In this talk, Dr Jonathan Clements examines the story and long-term impact of Britain’s first formal attempt to make a treaty with Imperial China. In 1793, King George III sent an Embassy to the court of China’s Qianlong Emperor. He hoped to establish diplomatic relations, to explore Chinese markets for British goods and to negotiate favourable trade terms.
The envoy, the 1st Earl Macartney, former Governor of Madras, arrived escorted by 64-gun Man-of-War, HMS Lion. He is fascinated by what he sees, from being impressed by the sight of the Summer Palace to being appalled at the lot of most Chinese. He arrived as a proud emissary of a powerful and rising nation, but was surprised when confronted with Chinese views of the outside world. Through his eyes, one can see China as it was, a proud empire, but already falling apart from within, but soon to face what is described today by some as a grim century of humiliation.
Jonathan explains the tense negotiations over protocol and the kowtow, the brinksmanship of the British mission, and the reactions of their Chinese counterparts. He also digs into the real issues behind the scenes: the vast fortunes to be made in the tea trade, and the growing issue of the Indian opium smuggling to pay for it, which Lord Macartney opposed. This was because China, to its loss for the next century, refused to buy modern Western goods or technologies from Britain and other western countries. Britain’s did not achieve its scramble for access to China, but neither did China benefit from an ideal opportunity to reach an accommodation with the West.
The Embassy was therefore not successful in its aim to open trade with China, although Britain did gain a first-hand assessment of the strengths and weaknesses of the Chinese empire. Jonathan therefore also focusses on the unexpected achievements of the journey, in the rich and abundant observations, diaries and letters written by Lord Macartney’s entourage on their long journey home along the Grand Canal. These materials have formed the basis of multiple publications in both China and the West, as modern scholars consider the Macartney Mission’s place in history, and the lessons we might learn from it.

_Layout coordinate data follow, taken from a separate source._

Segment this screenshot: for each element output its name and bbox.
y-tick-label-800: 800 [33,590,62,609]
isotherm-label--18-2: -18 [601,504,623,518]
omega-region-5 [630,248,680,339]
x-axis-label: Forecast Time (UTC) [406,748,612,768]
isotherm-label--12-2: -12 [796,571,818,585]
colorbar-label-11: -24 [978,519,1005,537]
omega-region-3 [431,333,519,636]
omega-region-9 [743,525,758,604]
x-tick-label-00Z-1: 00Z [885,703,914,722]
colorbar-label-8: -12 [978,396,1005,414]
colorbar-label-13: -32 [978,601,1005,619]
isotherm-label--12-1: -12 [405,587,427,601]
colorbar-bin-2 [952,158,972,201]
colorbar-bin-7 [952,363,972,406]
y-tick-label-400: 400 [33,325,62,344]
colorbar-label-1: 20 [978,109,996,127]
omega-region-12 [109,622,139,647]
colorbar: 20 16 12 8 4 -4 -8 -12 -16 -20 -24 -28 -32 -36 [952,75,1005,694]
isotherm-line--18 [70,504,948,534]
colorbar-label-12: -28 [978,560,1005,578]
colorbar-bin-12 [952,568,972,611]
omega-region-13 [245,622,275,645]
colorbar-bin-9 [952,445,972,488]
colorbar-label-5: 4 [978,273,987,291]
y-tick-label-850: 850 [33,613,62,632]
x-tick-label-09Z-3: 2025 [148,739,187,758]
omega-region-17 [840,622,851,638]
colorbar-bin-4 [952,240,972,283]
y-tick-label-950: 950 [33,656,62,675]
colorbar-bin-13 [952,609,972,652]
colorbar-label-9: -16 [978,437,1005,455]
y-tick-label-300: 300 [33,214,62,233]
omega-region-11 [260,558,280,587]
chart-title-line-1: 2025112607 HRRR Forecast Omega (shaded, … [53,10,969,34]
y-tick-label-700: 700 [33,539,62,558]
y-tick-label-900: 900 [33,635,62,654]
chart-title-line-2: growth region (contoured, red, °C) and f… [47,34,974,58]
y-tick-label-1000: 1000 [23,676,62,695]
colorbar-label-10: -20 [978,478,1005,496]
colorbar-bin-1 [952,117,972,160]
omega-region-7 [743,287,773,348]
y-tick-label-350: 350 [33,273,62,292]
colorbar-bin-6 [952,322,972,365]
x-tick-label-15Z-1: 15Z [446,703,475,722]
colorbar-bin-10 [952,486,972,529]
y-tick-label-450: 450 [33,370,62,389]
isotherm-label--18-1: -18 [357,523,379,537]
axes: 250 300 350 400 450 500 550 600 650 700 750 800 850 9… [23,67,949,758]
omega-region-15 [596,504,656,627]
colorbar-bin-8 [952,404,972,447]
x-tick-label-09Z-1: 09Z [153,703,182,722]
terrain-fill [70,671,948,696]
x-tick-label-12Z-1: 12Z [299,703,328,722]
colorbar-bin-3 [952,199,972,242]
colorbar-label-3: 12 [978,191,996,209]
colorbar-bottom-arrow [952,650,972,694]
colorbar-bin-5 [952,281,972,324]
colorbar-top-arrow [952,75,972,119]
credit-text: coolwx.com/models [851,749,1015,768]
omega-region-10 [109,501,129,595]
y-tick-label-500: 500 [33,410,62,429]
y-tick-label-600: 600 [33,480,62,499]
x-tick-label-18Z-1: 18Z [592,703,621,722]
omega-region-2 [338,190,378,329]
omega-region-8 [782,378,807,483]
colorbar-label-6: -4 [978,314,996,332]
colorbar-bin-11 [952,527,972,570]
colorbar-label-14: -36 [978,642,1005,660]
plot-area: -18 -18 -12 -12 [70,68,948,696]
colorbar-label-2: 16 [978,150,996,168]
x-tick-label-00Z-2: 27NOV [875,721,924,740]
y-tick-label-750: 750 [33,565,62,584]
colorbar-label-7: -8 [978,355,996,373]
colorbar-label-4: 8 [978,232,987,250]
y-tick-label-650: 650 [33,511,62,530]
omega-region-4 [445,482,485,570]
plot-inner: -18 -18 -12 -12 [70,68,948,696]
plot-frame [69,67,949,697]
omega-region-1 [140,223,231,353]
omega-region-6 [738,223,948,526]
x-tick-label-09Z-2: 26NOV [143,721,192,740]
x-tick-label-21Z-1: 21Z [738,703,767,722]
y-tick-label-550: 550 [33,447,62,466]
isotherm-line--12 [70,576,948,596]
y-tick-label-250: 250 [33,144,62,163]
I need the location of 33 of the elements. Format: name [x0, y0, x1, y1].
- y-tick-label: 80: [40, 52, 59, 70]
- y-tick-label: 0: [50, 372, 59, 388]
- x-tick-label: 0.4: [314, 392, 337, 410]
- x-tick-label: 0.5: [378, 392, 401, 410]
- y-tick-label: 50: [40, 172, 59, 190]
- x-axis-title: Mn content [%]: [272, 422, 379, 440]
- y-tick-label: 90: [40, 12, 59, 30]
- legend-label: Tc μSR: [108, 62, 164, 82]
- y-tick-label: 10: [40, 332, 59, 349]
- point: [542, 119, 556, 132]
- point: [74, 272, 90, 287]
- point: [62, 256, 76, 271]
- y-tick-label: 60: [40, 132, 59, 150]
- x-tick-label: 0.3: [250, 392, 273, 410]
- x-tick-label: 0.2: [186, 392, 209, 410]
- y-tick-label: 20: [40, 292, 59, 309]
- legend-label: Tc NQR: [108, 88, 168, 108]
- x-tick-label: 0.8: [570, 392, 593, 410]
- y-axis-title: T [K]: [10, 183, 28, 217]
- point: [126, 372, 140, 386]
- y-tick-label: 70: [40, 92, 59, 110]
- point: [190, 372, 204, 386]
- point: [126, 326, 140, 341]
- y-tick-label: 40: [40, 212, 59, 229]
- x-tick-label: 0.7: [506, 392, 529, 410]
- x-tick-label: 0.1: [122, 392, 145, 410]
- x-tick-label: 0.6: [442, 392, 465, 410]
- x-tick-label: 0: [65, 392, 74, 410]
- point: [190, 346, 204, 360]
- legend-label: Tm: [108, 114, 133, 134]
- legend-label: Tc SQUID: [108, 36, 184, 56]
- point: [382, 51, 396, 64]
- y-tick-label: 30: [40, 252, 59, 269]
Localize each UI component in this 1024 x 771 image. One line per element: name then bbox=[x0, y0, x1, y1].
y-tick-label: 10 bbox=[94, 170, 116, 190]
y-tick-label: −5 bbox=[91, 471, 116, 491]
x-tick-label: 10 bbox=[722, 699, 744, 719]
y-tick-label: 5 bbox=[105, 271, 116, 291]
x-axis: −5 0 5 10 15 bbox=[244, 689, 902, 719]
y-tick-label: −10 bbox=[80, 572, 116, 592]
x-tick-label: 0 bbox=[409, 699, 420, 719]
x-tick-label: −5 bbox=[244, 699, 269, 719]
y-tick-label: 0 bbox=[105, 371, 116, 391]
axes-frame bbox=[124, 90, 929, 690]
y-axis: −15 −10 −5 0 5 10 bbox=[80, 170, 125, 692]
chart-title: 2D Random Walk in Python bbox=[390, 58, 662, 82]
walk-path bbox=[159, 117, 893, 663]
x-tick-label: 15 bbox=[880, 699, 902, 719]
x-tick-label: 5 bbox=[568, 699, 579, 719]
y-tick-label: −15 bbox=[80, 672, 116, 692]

Dr Jonathan Clements is a British author and television presenter. He read for his Master's degree at the University of Stirling and for his PhD at the University of Wales. He has presented three seasons of Route Awakening, a TV series for National Geographic about icons of Chinese history and culture. He is also a prolific author on East Asian themes, most recently of The Emperor’s Feast: A History of China in Twelve Meals and Japan at War in the Pacific. Several of his books have been published in both English and Chinese, including his biographies of Empress Wu, Qin Shihuang and Wellington Koo, as well as his history of the Silk Road. As the author of A Brief History of the Martial Arts, he has recorded several commentary tracks for Arrow Films on the historical contexts of Hong Kong cinema, including Heroes of the East and Martial Arts of Shaolin. He is currently developing a TV series about the Macartney Mission with Crane Productions (Macau).
The opinions expressed in this talk are those of the speaker and do not necessarily reflect those of the Royal Geographical Society - Hong Kong.